Now, he said, he still has a hard time accepting that he will never see his son, who seemed to be on a mission in life to make people happy.
"He was never serious. All that came out of his mouth was just to make you laugh."
In Fredericksburg, Caleb worked in a bagel shop and coached youth soccer and basketball. He collected friends, from the lady in the auto parts store who cried when Roach stopped in to see if employees there remembered his son to the co-workers at the bagel shop who "all gave me stories." Three hundred people were at his funeral May 3 in Fredericksburg.
"There are days when I think I'm getting better," Roach said. "Then it hits me again, and I break down." It was very hard, he said, to cancel that rented tuxedo.
Roach said he and family members talked about the need they felt to do something to keep Caleb's "name and spirit" alive. They wanted the memorial to be a help to people. "He was so willing to help others."
Scholarship fund
Roach set up the Caleb Zachary Roach Memorial Fund at Charter One Bank in Cornersburg to accept donations toward scholarships for students at Fitch and also at East Liverpool High School, where Roach graduated. Caleb's grandmother, Mary Narcavish, still lives there.

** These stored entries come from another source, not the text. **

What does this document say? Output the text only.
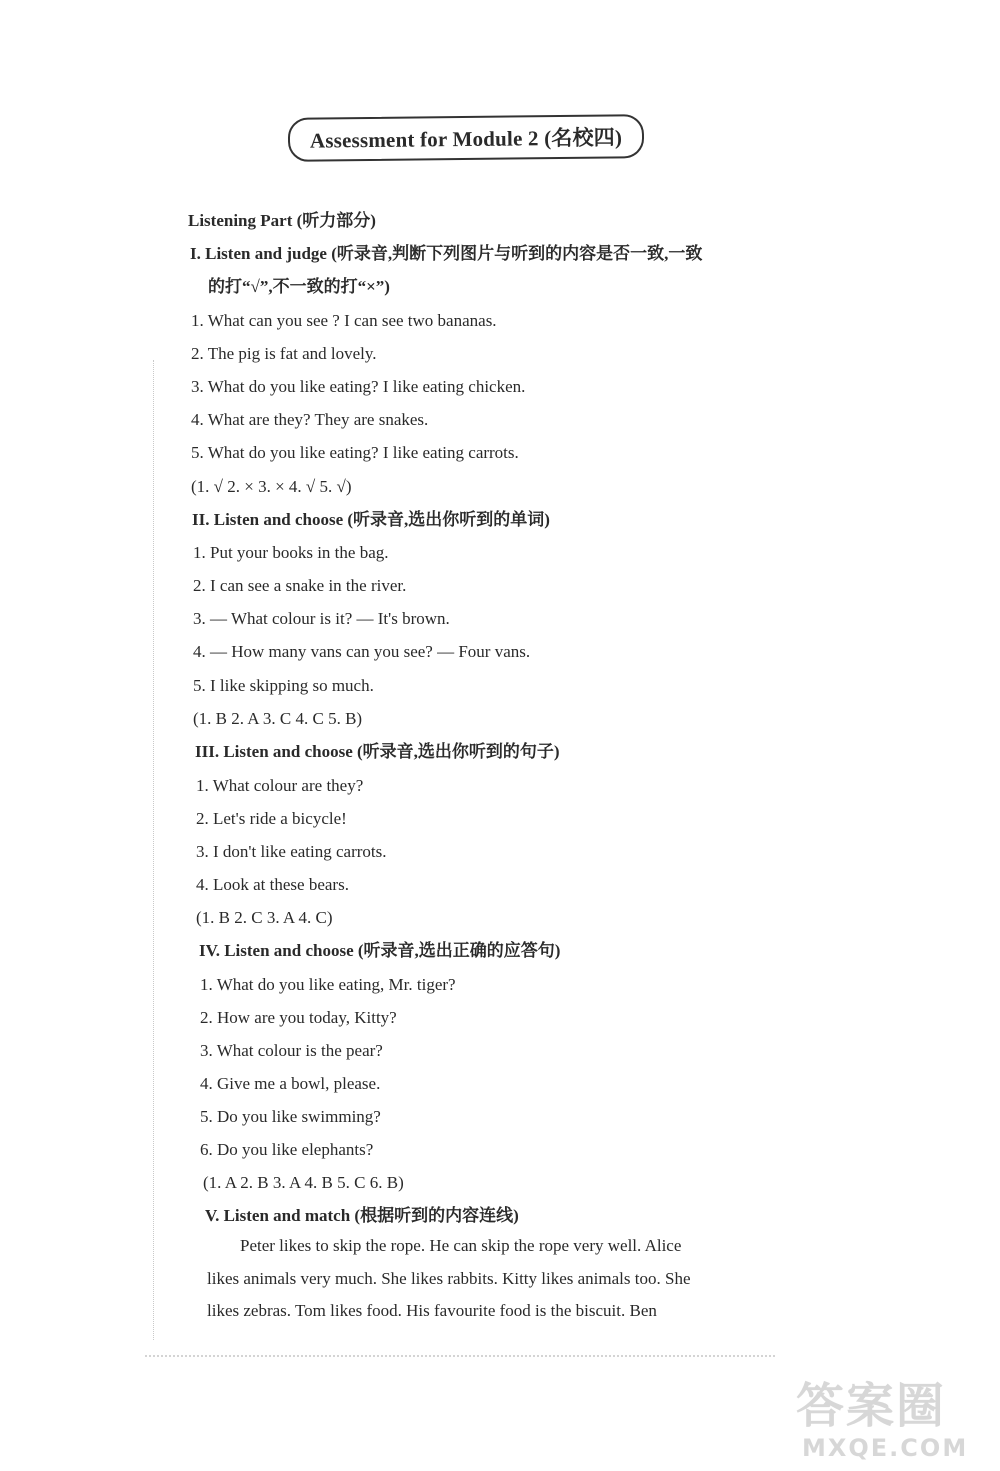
Assessment for Module 2 (名校四)
Listening Part (听力部分)
I. Listen and judge (听录音,判断下列图片与听到的内容是否一致,一致
的打“√”,不一致的打“×”)
1. What can you see ? I can see two bananas.
2. The pig is fat and lovely.
3. What do you like eating? I like eating chicken.
4. What are they? They are snakes.
5. What do you like eating? I like eating carrots.
(1. √ 2. × 3. × 4. √ 5. √)
II. Listen and choose (听录音,选出你听到的单词)
1. Put your books in the bag.
2. I can see a snake in the river.
3. — What colour is it? — It's brown.
4. — How many vans can you see? — Four vans.
5. I like skipping so much.
(1. B 2. A 3. C 4. C 5. B)
III. Listen and choose (听录音,选出你听到的句子)
1. What colour are they?
2. Let's ride a bicycle!
3. I don't like eating carrots.
4. Look at these bears.
(1. B 2. C 3. A 4. C)
IV. Listen and choose (听录音,选出正确的应答句)
1. What do you like eating, Mr. tiger?
2. How are you today, Kitty?
3. What colour is the pear?
4. Give me a bowl, please.
5. Do you like swimming?
6. Do you like elephants?
(1. A 2. B 3. A 4. B 5. C 6. B)
V. Listen and match (根据听到的内容连线)
Peter likes to skip the rope. He can skip the rope very well. Alice
likes animals very much. She likes rabbits. Kitty likes animals too. She
likes zebras. Tom likes food. His favourite food is the biscuit. Ben
答案圈
MXQE.COM
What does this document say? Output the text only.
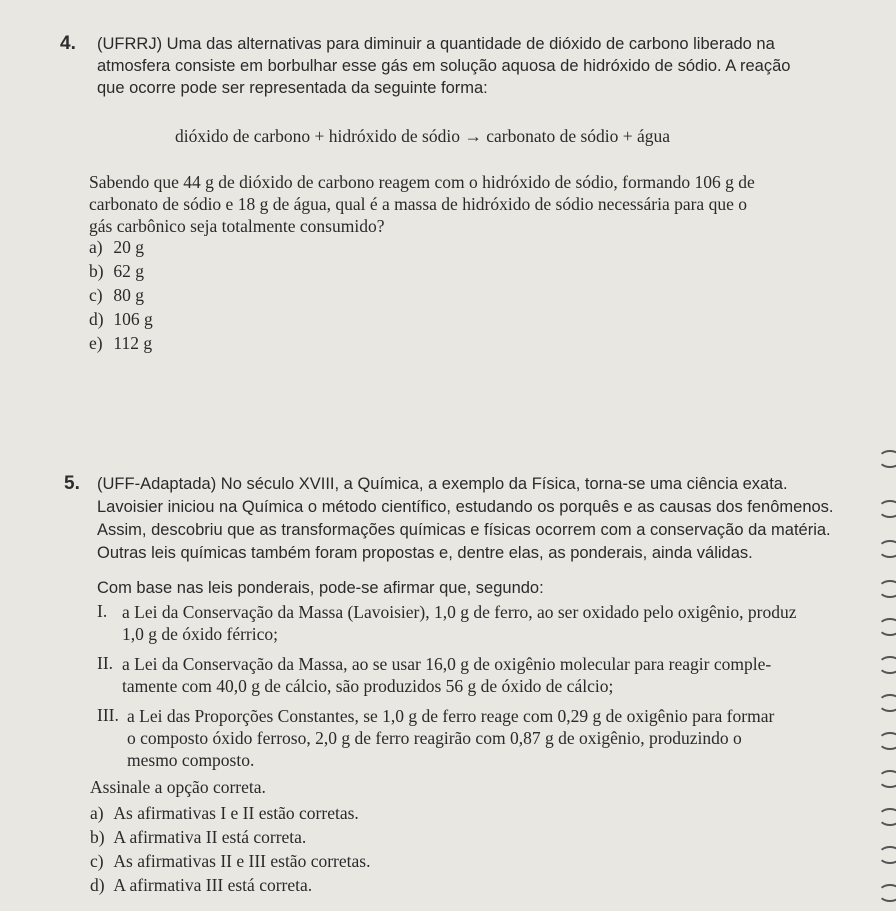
4. (UFRRJ) Uma das alternativas para diminuir a quantidade de dióxido de carbono liberado na
atmosfera consiste em borbulhar esse gás em solução aquosa de hidróxido de sódio. A reação
que ocorre pode ser representada da seguinte forma:
dióxido de carbono + hidróxido de sódio → carbonato de sódio + água
Sabendo que 44 g de dióxido de carbono reagem com o hidróxido de sódio, formando 106 g de
carbonato de sódio e 18 g de água, qual é a massa de hidróxido de sódio necessária para que o
gás carbônico seja totalmente consumido?
a) 20 g
b) 62 g
c) 80 g
d) 106 g
e) 112 g
5. (UFF-Adaptada) No século XVIII, a Química, a exemplo da Física, torna-se uma ciência exata.
Lavoisier iniciou na Química o método científico, estudando os porquês e as causas dos fenômenos.
Assim, descobriu que as transformações químicas e físicas ocorrem com a conservação da matéria.
Outras leis químicas também foram propostas e, dentre elas, as ponderais, ainda válidas.
Com base nas leis ponderais, pode-se afirmar que, segundo:
I. a Lei da Conservação da Massa (Lavoisier), 1,0 g de ferro, ao ser oxidado pelo oxigênio, produz
1,0 g de óxido férrico;
II. a Lei da Conservação da Massa, ao se usar 16,0 g de oxigênio molecular para reagir comple-
tamente com 40,0 g de cálcio, são produzidos 56 g de óxido de cálcio;
III. a Lei das Proporções Constantes, se 1,0 g de ferro reage com 0,29 g de oxigênio para formar
o composto óxido ferroso, 2,0 g de ferro reagirão com 0,87 g de oxigênio, produzindo o
mesmo composto.
Assinale a opção correta.
a) As afirmativas I e II estão corretas.
b) A afirmativa II está correta.
c) As afirmativas II e III estão corretas.
d) A afirmativa III está correta.
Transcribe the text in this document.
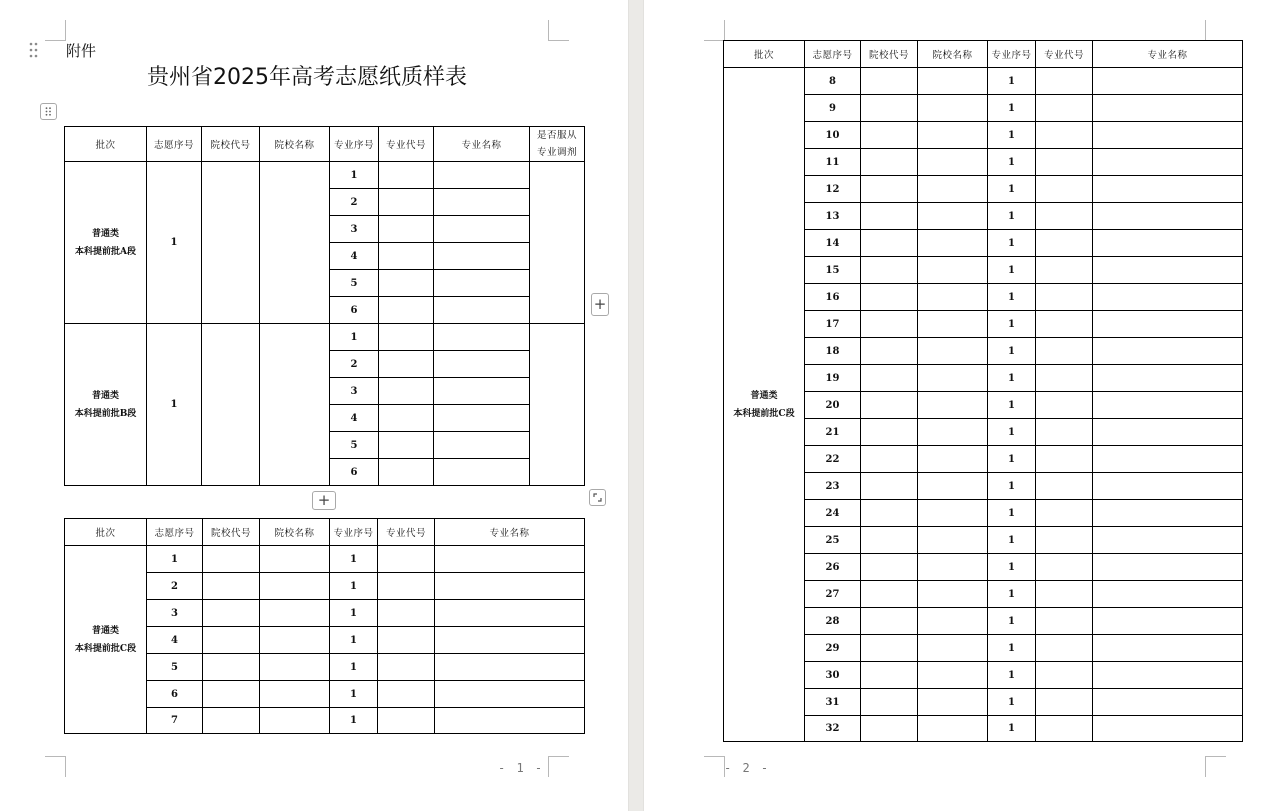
附件
贵州省2025年高考志愿纸质样表
批次	志愿序号	院校代号	院校名称	专业序号	专业代号	专业名称	是否服从
专业调剂

普通类
本科提前批A段	1			1			
				2			
				3			
				4			
				5			
				6			

普通类
本科提前批B段	1			1			
				2			
				3			
				4			
				5			
				6			
+
+
批次	志愿序号	院校代号	院校名称	专业序号	专业代号	专业名称

普通类
本科提前批C段	1			1		
	2			1		
	3			1		
	4			1		
	5			1		
	6			1		
	7			1		
- 1 -
批次	志愿序号	院校代号	院校名称	专业序号	专业代号	专业名称

普通类
本科提前批C段	8			1		
	9			1		
	10			1		
	11			1		
	12			1		
	13			1		
	14			1		
	15			1		
	16			1		
	17			1		
	18			1		
	19			1		
	20			1		
	21			1		
	22			1		
	23			1		
	24			1		
	25			1		
	26			1		
	27			1		
	28			1		
	29			1		
	30			1		
	31			1		
	32			1		
- 2 -
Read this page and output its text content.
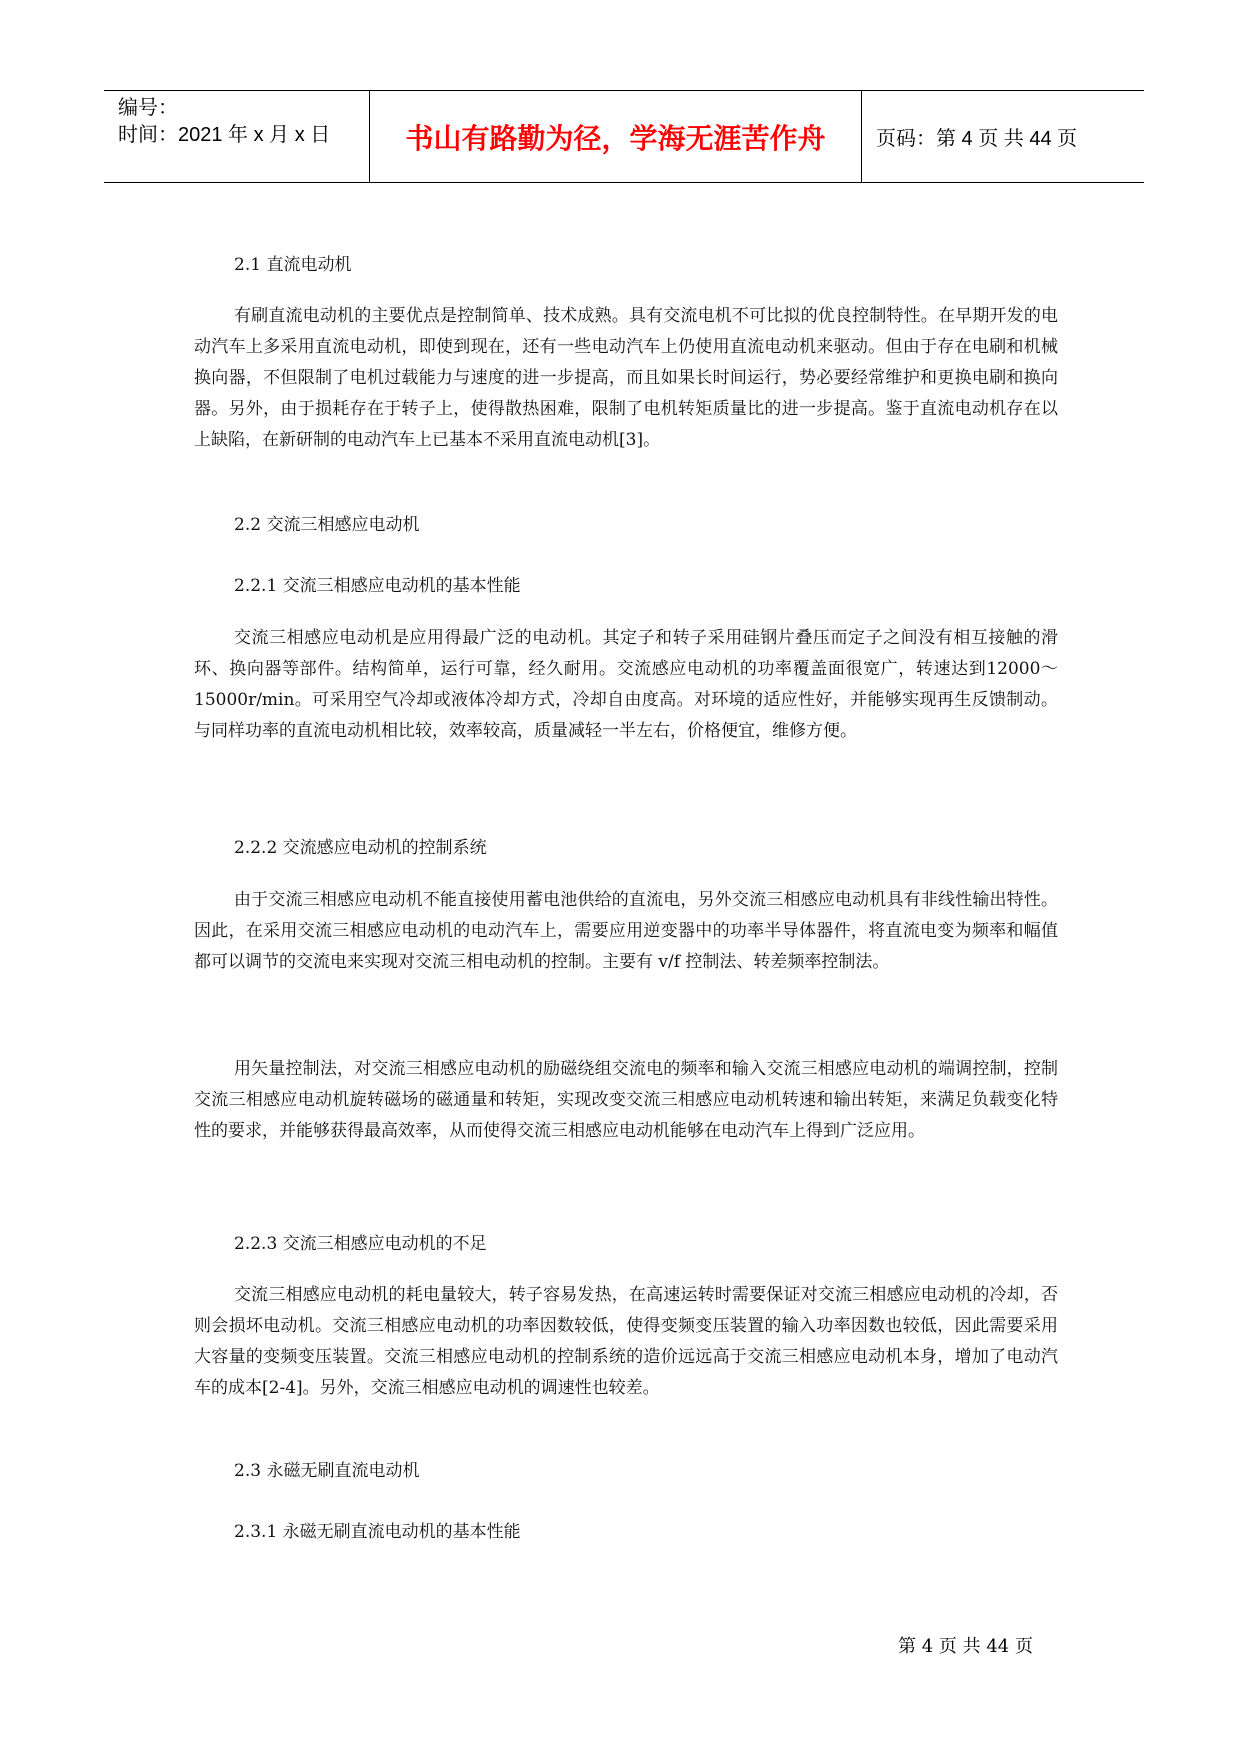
编号：
时间：2021 年 x 月 x 日	书山有路勤为径，学海无涯苦作舟	页码：第 4 页 共 44 页
2.1 直流电动机

有刷直流电动机的主要优点是控制简单、技术成熟。具有交流电机不可比拟的优良控制特性。在早期开发的电动汽车上多采用直流电动机，即使到现在，还有一些电动汽车上仍使用直流电动机来驱动。但由于存在电刷和机械换向器，不但限制了电机过载能力与速度的进一步提高，而且如果长时间运行，势必要经常维护和更换电刷和换向器。另外，由于损耗存在于转子上，使得散热困难，限制了电机转矩质量比的进一步提高。鉴于直流电动机存在以上缺陷，在新研制的电动汽车上已基本不采用直流电动机[3]。

2.2 交流三相感应电动机
2.2.1 交流三相感应电动机的基本性能

交流三相感应电动机是应用得最广泛的电动机。其定子和转子采用硅钢片叠压而定子之间没有相互接触的滑环、换向器等部件。结构简单，运行可靠，经久耐用。交流感应电动机的功率覆盖面很宽广，转速达到12000～15000r/min。可采用空气冷却或液体冷却方式，冷却自由度高。对环境的适应性好，并能够实现再生反馈制动。与同样功率的直流电动机相比较，效率较高，质量减轻一半左右，价格便宜，维修方便。

2.2.2 交流感应电动机的控制系统

由于交流三相感应电动机不能直接使用蓄电池供给的直流电，另外交流三相感应电动机具有非线性输出特性。因此，在采用交流三相感应电动机的电动汽车上，需要应用逆变器中的功率半导体器件，将直流电变为频率和幅值都可以调节的交流电来实现对交流三相电动机的控制。主要有 v/f 控制法、转差频率控制法。

用矢量控制法，对交流三相感应电动机的励磁绕组交流电的频率和输入交流三相感应电动机的端调控制，控制交流三相感应电动机旋转磁场的磁通量和转矩，实现改变交流三相感应电动机转速和输出转矩，来满足负载变化特性的要求，并能够获得最高效率，从而使得交流三相感应电动机能够在电动汽车上得到广泛应用。

2.2.3 交流三相感应电动机的不足

交流三相感应电动机的耗电量较大，转子容易发热，在高速运转时需要保证对交流三相感应电动机的冷却，否则会损坏电动机。交流三相感应电动机的功率因数较低，使得变频变压装置的输入功率因数也较低，因此需要采用大容量的变频变压装置。交流三相感应电动机的控制系统的造价远远高于交流三相感应电动机本身，增加了电动汽车的成本[2-4]。另外，交流三相感应电动机的调速性也较差。

2.3 永磁无刷直流电动机
2.3.1 永磁无刷直流电动机的基本性能
第 4 页 共 44 页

He said he intends to post the fliers, and also hopes to place donation cans around the township.
He's hoping that others will give him ideas for fundraisers to keep the donations coming. So far, one has been set up: Donations will be accepted at a car night at the Sunrise Inn, 510 E. Market St., Warren. The event begins at 4 p.m. July 16.
Roach said that anyone who has ideas for fundraisers can e-mail him at roachie68@zoominternet.net.
Donations can be made at any Charter One location, or they can be mailed to Charter One Bank, 3525 Canfield Road, Youngstown, Ohio, 44511.